平家一門の生き残り・平保盛と、父・俊成と共に勅撰和歌集の編纂をしている歌人の藤原定家、二人がバディとして都で起こる様々な事件を解決していく。
今回もまた、この時代なら穢れが~、鬼が~と恐れ慄きそうな残酷な事件が立て続けに起こる。

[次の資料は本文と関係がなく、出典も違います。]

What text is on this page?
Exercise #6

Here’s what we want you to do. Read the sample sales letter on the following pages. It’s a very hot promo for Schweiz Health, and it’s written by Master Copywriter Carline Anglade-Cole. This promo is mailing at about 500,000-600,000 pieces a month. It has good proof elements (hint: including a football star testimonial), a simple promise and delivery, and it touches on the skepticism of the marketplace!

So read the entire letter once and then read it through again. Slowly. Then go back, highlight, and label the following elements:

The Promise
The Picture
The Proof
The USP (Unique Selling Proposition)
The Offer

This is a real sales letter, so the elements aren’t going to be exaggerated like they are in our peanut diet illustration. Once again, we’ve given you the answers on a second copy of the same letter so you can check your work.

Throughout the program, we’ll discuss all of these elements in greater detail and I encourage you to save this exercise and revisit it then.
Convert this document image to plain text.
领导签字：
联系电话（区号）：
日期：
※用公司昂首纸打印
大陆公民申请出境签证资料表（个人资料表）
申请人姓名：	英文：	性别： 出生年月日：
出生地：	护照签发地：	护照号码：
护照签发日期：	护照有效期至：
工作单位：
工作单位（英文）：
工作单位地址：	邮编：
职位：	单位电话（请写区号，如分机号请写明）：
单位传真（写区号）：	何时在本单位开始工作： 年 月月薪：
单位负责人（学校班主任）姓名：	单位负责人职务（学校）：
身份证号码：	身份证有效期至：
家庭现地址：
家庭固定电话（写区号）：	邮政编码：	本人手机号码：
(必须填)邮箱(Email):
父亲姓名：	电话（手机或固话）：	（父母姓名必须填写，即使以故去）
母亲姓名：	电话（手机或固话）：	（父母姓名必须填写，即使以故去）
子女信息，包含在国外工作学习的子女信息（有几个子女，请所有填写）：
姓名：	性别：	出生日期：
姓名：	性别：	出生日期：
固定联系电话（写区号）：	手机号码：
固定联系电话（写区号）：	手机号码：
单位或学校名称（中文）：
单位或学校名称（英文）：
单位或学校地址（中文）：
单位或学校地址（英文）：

卒塔婆が突き刺さった状態で発見された遺体に、庭にばらまかれた夥しい遺体の手、空を飛ぶ遺体に、木の上に晒された上に手の指を全て切り取られた遺体…。そしてそれらの事件を画策したらしい『詠み人知らず』とは。
保盛は亡き父・頼盛に教わった検死の技で事件を紐解くヒントを差し出し、定家が事件の状況と共に読み解いて、事件の真相を明らかにするという構図が新鮮で面白い。
この時代、死に触れることはご法度。そのため検死と言っても直接触れることはせずに扇や懐紙を使ったり、事件現場に近づくために地に足を付けないために牛車で乗り入れたりという豆知識も知れて興味深い。
定家の和歌に対する思い入れの深さ、情熱は相変わらずで『弾指すべし~!』が前作同様何度も登場して笑ってしまう。
一方で、作中登場する有名な和歌の解説をしてくれるので、そういう様々な解釈があるのかと感心した。
和歌には全く詳しくない私でも楽しめた。
事件の構図は途中で幾度も変わって、中だるみなく読めた。最終的には途中で目星をつけていた人が黒幕ではあったが、どう決着を付けるのかと注目しながら読んだ。
定家らしい決着で良かった。
そして保盛も、最初は平家の生き残りが上手いこと世渡りをしていると思われるのが嫌で、目立たぬようにしていたのが、『生き永らえれば、大抵のことは挽回できる』というように腹が座ってきたのが頼もしい。